Markedly increased cellularity, along with significant nuclear atypia, discernible mitotic activity, and tumor necrosis, should raise concern for secondary chondrosarcoma. Rarely, dedifferentiated chondrosarcoma may develop in an osteochondroma. However, distinguishing osteochondroma from low-grade secondary chondrosarcoma is difficult based on purely histologic grounds and should be made by a multidisciplinary approach.
Cytogenetic alterations involving 8q22-24.1, where the EXT1 gene is located, are found in approximately 56% to 78% of HMO cases and up to 80% of sporadic osteochondromas, whereas cytogenetic abnormalities involving the EXT2 gene (11p12-p11) are less frequent and are only seen in HMO cases (21% to 44%). HMO is inherited in an autosomal dominant manner, with an estimated penetrance of 96%. About 10% of affected individuals develop HMO as the result of a de novo mutation.

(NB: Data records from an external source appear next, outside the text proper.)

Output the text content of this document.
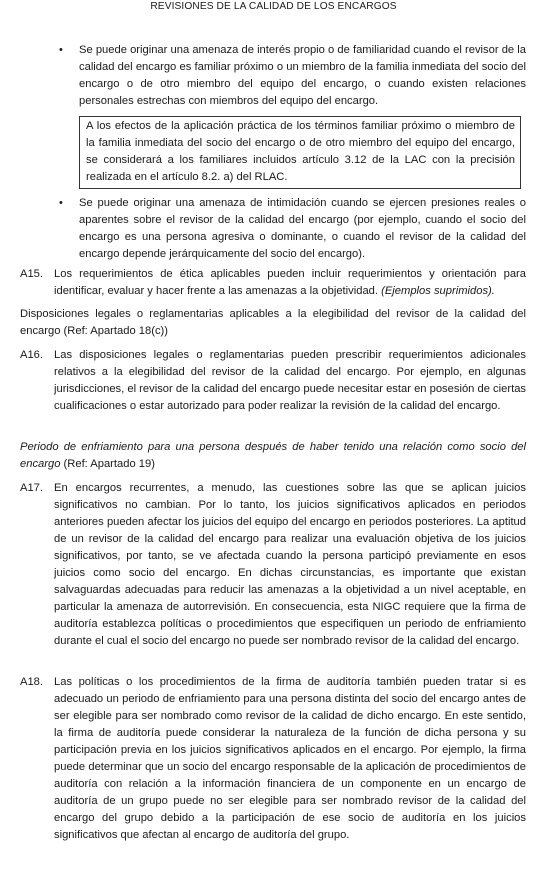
REVISIONES DE LA CALIDAD DE LOS ENCARGOS
• Se puede originar una amenaza de interés propio o de familiaridad cuando el revisor de la calidad del encargo es familiar próximo o un miembro de la familia inmediata del socio del encargo o de otro miembro del equipo del encargo, o cuando existen relaciones personales estrechas con miembros del equipo del encargo.
A los efectos de la aplicación práctica de los términos familiar próximo o miembro de la familia inmediata del socio del encargo o de otro miembro del equipo del encargo, se considerará a los familiares incluidos artículo 3.12 de la LAC con la precisión realizada en el artículo 8.2. a) del RLAC.
• Se puede originar una amenaza de intimidación cuando se ejercen presiones reales o aparentes sobre el revisor de la calidad del encargo (por ejemplo, cuando el socio del encargo es una persona agresiva o dominante, o cuando el revisor de la calidad del encargo depende jerárquicamente del socio del encargo).
A15. Los requerimientos de ética aplicables pueden incluir requerimientos y orientación para identificar, evaluar y hacer frente a las amenazas a la objetividad. (Ejemplos suprimidos).
Disposiciones legales o reglamentarias aplicables a la elegibilidad del revisor de la calidad del encargo (Ref: Apartado 18(c))
A16. Las disposiciones legales o reglamentarias pueden prescribir requerimientos adicionales relativos a la elegibilidad del revisor de la calidad del encargo. Por ejemplo, en algunas jurisdicciones, el revisor de la calidad del encargo puede necesitar estar en posesión de ciertas cualificaciones o estar autorizado para poder realizar la revisión de la calidad del encargo.
Periodo de enfriamiento para una persona después de haber tenido una relación como socio del encargo (Ref: Apartado 19)
A17. En encargos recurrentes, a menudo, las cuestiones sobre las que se aplican juicios significativos no cambian. Por lo tanto, los juicios significativos aplicados en periodos anteriores pueden afectar los juicios del equipo del encargo en periodos posteriores. La aptitud de un revisor de la calidad del encargo para realizar una evaluación objetiva de los juicios significativos, por tanto, se ve afectada cuando la persona participó previamente en esos juicios como socio del encargo. En dichas circunstancias, es importante que existan salvaguardas adecuadas para reducir las amenazas a la objetividad a un nivel aceptable, en particular la amenaza de autorrevisión. En consecuencia, esta NIGC requiere que la firma de auditoría establezca políticas o procedimientos que especifiquen un periodo de enfriamiento durante el cual el socio del encargo no puede ser nombrado revisor de la calidad del encargo.
A18. Las políticas o los procedimientos de la firma de auditoría también pueden tratar si es adecuado un periodo de enfriamiento para una persona distinta del socio del encargo antes de ser elegible para ser nombrado como revisor de la calidad de dicho encargo. En este sentido, la firma de auditoría puede considerar la naturaleza de la función de dicha persona y su participación previa en los juicios significativos aplicados en el encargo. Por ejemplo, la firma puede determinar que un socio del encargo responsable de la aplicación de procedimientos de auditoría con relación a la información financiera de un componente en un encargo de auditoría de un grupo puede no ser elegible para ser nombrado revisor de la calidad del encargo del grupo debido a la participación de ese socio de auditoría en los juicios significativos que afectan al encargo de auditoría del grupo.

The cell origin in osteochondroma is thought to be the proliferating chondrocyte of the growth plate. The EXT gene products, exostosin-1 and exostosin-2, are transmembrane glycoproteins involved in biosynthesis of heparan sulfate proteoglycans, which are the key modulators of endochondral ossification. A mixture of wild-type and heparan sulfate–mutated chondrocytes are present in the cartilage cap of osteochondromas. Most mutations in the EXT1 or EXT2 genes in HMO patients are thought to result in a truncated or nonfunctional protein. Loss of heparan sulfate may give the chondrocyte a proliferative advantage, thus resulting in the loss of polarity and leading to altered hedgehog signaling. The double-hit mutation model was proposed for the formation of osteochondromas. Based on this model, the chondrocytes harboring mutations causing disturbed hedgehog signaling lose polarity and grow out through a defective bony collar.

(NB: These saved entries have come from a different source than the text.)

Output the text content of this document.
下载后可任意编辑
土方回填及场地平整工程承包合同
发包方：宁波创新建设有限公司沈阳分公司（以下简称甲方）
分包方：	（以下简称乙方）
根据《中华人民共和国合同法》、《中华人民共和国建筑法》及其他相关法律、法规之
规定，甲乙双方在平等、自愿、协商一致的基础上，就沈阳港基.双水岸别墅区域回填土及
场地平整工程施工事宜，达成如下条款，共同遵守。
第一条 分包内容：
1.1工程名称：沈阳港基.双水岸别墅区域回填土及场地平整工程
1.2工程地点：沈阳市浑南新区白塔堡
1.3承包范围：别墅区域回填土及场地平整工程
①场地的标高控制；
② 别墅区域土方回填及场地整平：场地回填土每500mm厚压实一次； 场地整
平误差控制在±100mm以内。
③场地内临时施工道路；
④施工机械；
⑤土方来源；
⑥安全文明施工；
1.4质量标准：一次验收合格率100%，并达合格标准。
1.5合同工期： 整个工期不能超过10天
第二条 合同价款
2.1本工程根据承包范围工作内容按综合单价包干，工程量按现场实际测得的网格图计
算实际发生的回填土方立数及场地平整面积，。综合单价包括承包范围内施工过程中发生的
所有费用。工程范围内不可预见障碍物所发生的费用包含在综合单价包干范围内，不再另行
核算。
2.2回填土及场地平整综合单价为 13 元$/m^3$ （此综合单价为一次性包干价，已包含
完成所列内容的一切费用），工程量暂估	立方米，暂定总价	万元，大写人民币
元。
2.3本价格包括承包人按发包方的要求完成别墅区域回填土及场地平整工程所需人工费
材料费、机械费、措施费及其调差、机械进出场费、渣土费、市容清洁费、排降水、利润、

The molecular genetic testing for EXT genes includes fluorescence in situ hybridization (FISH; for larger deletions) and sequence analysis (for small intragenic deletions/insertions and missense, nonsense, and splice site mutations).
Osteochondromas usually stop growing at the time of growth plate closure. Treatment is generally unnecessary for asymptomatic lesions. If the tumor is causing pain or neurologic symptoms due to compression, a complete excision at the base is curative.

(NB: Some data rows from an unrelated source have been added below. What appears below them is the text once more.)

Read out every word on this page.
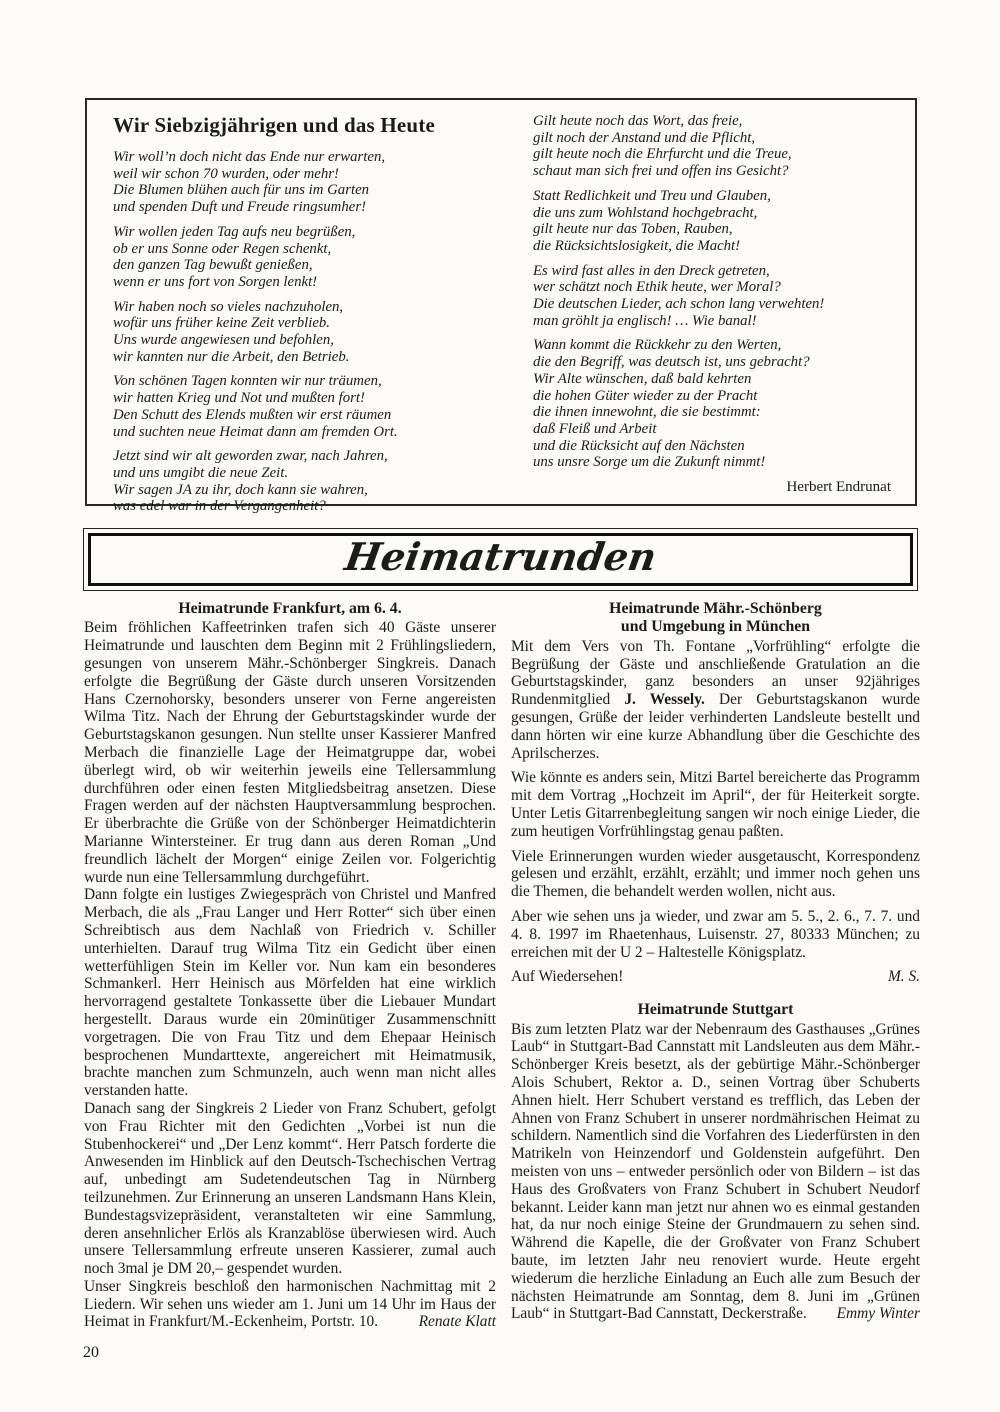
Wir Siebzigjährigen und das Heute
Wir woll’n doch nicht das Ende nur erwarten,
weil wir schon 70 wurden, oder mehr!
Die Blumen blühen auch für uns im Garten
und spenden Duft und Freude ringsumher!
Wir wollen jeden Tag aufs neu begrüßen,
ob er uns Sonne oder Regen schenkt,
den ganzen Tag bewußt genießen,
wenn er uns fort von Sorgen lenkt!
Wir haben noch so vieles nachzuholen,
wofür uns früher keine Zeit verblieb.
Uns wurde angewiesen und befohlen,
wir kannten nur die Arbeit, den Betrieb.
Von schönen Tagen konnten wir nur träumen,
wir hatten Krieg und Not und mußten fort!
Den Schutt des Elends mußten wir erst räumen
und suchten neue Heimat dann am fremden Ort.
Jetzt sind wir alt geworden zwar, nach Jahren,
und uns umgibt die neue Zeit.
Wir sagen JA zu ihr, doch kann sie wahren,
was edel war in der Vergangenheit?
Gilt heute noch das Wort, das freie,
gilt noch der Anstand und die Pflicht,
gilt heute noch die Ehrfurcht und die Treue,
schaut man sich frei und offen ins Gesicht?
Statt Redlichkeit und Treu und Glauben,
die uns zum Wohlstand hochgebracht,
gilt heute nur das Toben, Rauben,
die Rücksichtslosigkeit, die Macht!
Es wird fast alles in den Dreck getreten,
wer schätzt noch Ethik heute, wer Moral?
Die deutschen Lieder, ach schon lang verwehten!
man gröhlt ja englisch! … Wie banal!
Wann kommt die Rückkehr zu den Werten,
die den Begriff, was deutsch ist, uns gebracht?
Wir Alte wünschen, daß bald kehrten
die hohen Güter wieder zu der Pracht
die ihnen innewohnt, die sie bestimmt:
daß Fleiß und Arbeit
und die Rücksicht auf den Nächsten
uns unsre Sorge um die Zukunft nimmt!
Herbert Endrunat
Heimatrunden
Heimatrunde Frankfurt, am 6. 4.

Beim fröhlichen Kaffeetrinken trafen sich 40 Gäste unserer Heimatrunde und lauschten dem Beginn mit 2 Frühlingsliedern, gesungen von unserem Mähr.-Schönberger Singkreis. Danach erfolgte die Begrüßung der Gäste durch unseren Vorsitzenden Hans Czernohorsky, besonders unserer von Ferne angereisten Wilma Titz. Nach der Ehrung der Geburtstagskinder wurde der Geburtstagskanon gesungen. Nun stellte unser Kassierer Manfred Merbach die finanzielle Lage der Heimatgruppe dar, wobei überlegt wird, ob wir weiterhin jeweils eine Tellersammlung durchführen oder einen festen Mitgliedsbeitrag ansetzen. Diese Fragen werden auf der nächsten Hauptversammlung besprochen. Er überbrachte die Grüße von der Schönberger Heimatdichterin Marianne Wintersteiner. Er trug dann aus deren Roman „Und freundlich lächelt der Morgen“ einige Zeilen vor. Folgerichtig wurde nun eine Tellersammlung durchgeführt.

Dann folgte ein lustiges Zwiegespräch von Christel und Manfred Merbach, die als „Frau Langer und Herr Rotter“ sich über einen Schreibtisch aus dem Nachlaß von Friedrich v. Schiller unterhielten. Darauf trug Wilma Titz ein Gedicht über einen wetterfühligen Stein im Keller vor. Nun kam ein besonderes Schmankerl. Herr Heinisch aus Mörfelden hat eine wirklich hervorragend gestaltete Tonkassette über die Liebauer Mundart hergestellt. Daraus wurde ein 20minütiger Zusammenschnitt vorgetragen. Die von Frau Titz und dem Ehepaar Heinisch besprochenen Mundarttexte, angereichert mit Heimatmusik, brachte manchen zum Schmunzeln, auch wenn man nicht alles verstanden hatte.

Danach sang der Singkreis 2 Lieder von Franz Schubert, gefolgt von Frau Richter mit den Gedichten „Vorbei ist nun die Stubenhockerei“ und „Der Lenz kommt“. Herr Patsch forderte die Anwesenden im Hinblick auf den Deutsch-Tschechischen Vertrag auf, unbedingt am Sudetendeutschen Tag in Nürnberg teilzunehmen. Zur Erinnerung an unseren Landsmann Hans Klein, Bundestagsvizepräsident, veranstalteten wir eine Sammlung, deren ansehnlicher Erlös als Kranzablöse überwiesen wird. Auch unsere Tellersammlung erfreute unseren Kassierer, zumal auch noch 3mal je DM 20,– gespendet wurden.

Unser Singkreis beschloß den harmonischen Nachmittag mit 2 Liedern. Wir sehen uns wieder am 1. Juni um 14 Uhr im Haus der Heimat in Frankfurt/M.-Eckenheim, Portstr. 10.	Renate Klatt

Heimatrunde Mähr.-Schönberg
und Umgebung in München

Mit dem Vers von Th. Fontane „Vorfrühling“ erfolgte die Begrüßung der Gäste und anschließende Gratulation an die Geburtstagskinder, ganz besonders an unser 92jähriges Rundenmitglied J. Wessely. Der Geburtstagskanon wurde gesungen, Grüße der leider verhinderten Landsleute bestellt und dann hörten wir eine kurze Abhandlung über die Geschichte des Aprilscherzes.

Wie könnte es anders sein, Mitzi Bartel bereicherte das Programm mit dem Vortrag „Hochzeit im April“, der für Heiterkeit sorgte. Unter Letis Gitarrenbegleitung sangen wir noch einige Lieder, die zum heutigen Vorfrühlingstag genau paßten.

Viele Erinnerungen wurden wieder ausgetauscht, Korrespondenz gelesen und erzählt, erzählt, erzählt; und immer noch gehen uns die Themen, die behandelt werden wollen, nicht aus.

Aber wie sehen uns ja wieder, und zwar am 5. 5., 2. 6., 7. 7. und 4. 8. 1997 im Rhaetenhaus, Luisenstr. 27, 80333 München; zu erreichen mit der U 2 – Haltestelle Königsplatz.

Auf Wiedersehen!	M. S.

Heimatrunde Stuttgart

Bis zum letzten Platz war der Nebenraum des Gasthauses „Grünes Laub“ in Stuttgart-Bad Cannstatt mit Landsleuten aus dem Mähr.-Schönberger Kreis besetzt, als der gebürtige Mähr.-Schönberger Alois Schubert, Rektor a. D., seinen Vortrag über Schuberts Ahnen hielt. Herr Schubert verstand es trefflich, das Leben der Ahnen von Franz Schubert in unserer nordmährischen Heimat zu schildern. Namentlich sind die Vorfahren des Liederfürsten in den Matrikeln von Heinzendorf und Goldenstein aufgeführt. Den meisten von uns – entweder persönlich oder von Bildern – ist das Haus des Großvaters von Franz Schubert in Schubert Neudorf bekannt. Leider kann man jetzt nur ahnen wo es einmal gestanden hat, da nur noch einige Steine der Grundmauern zu sehen sind. Während die Kapelle, die der Großvater von Franz Schubert baute, im letzten Jahr neu renoviert wurde. Heute ergeht wiederum die herzliche Einladung an Euch alle zum Besuch der nächsten Heimatrunde am Sonntag, dem 8. Juni im „Grünen Laub“ in Stuttgart-Bad Cannstatt, Deckerstraße.	Emmy Winter

20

The risk of malignant transformation in solitary osteochondromas increases as the number and size of the osteochondromas increases. Sessile lesions are more likely to transform into sarcoma than pedunculated tumors. The estimated risk of malignant transformation to a secondary chondrosarcoma is about 1% for solitary osteochondromas and 5% to 30% in patients with HMO.
Bizarre parosteal osteochondromatous proliferation (BPOP) is characterized by a rapidly growing bony mass involving the surface of bone, usually affecting the small, tubular bones of the hands and feet. It was first described in 1983 by Nora and colleagues ; thus, it is also known as Nora lesion.
BPOP is typically small but has aggressive features on imaging studies and worrisome findings histologically. It was originally thought to be a reactive process; however, recent cytogenetic studies have identified a nonrandom molecular signature t(1 : 17)(q32;q21), thus supporting its neoplastic nature.
BPOP can occur in individuals of all ages but is more commonly seen in younger adults, with a peak incidence in the third and fourth decades of life. Men and women are equally affected.
BPOP most commonly involves the proximal and middle phalanges, metacarpals, and metatarsals, and it rarely occurs in the long bones, skull, and jaw. Swelling or mass with or without pain is the most common clinical presentation. The mass seems to grow rapidly over weeks or months. A history of trauma is typically absent.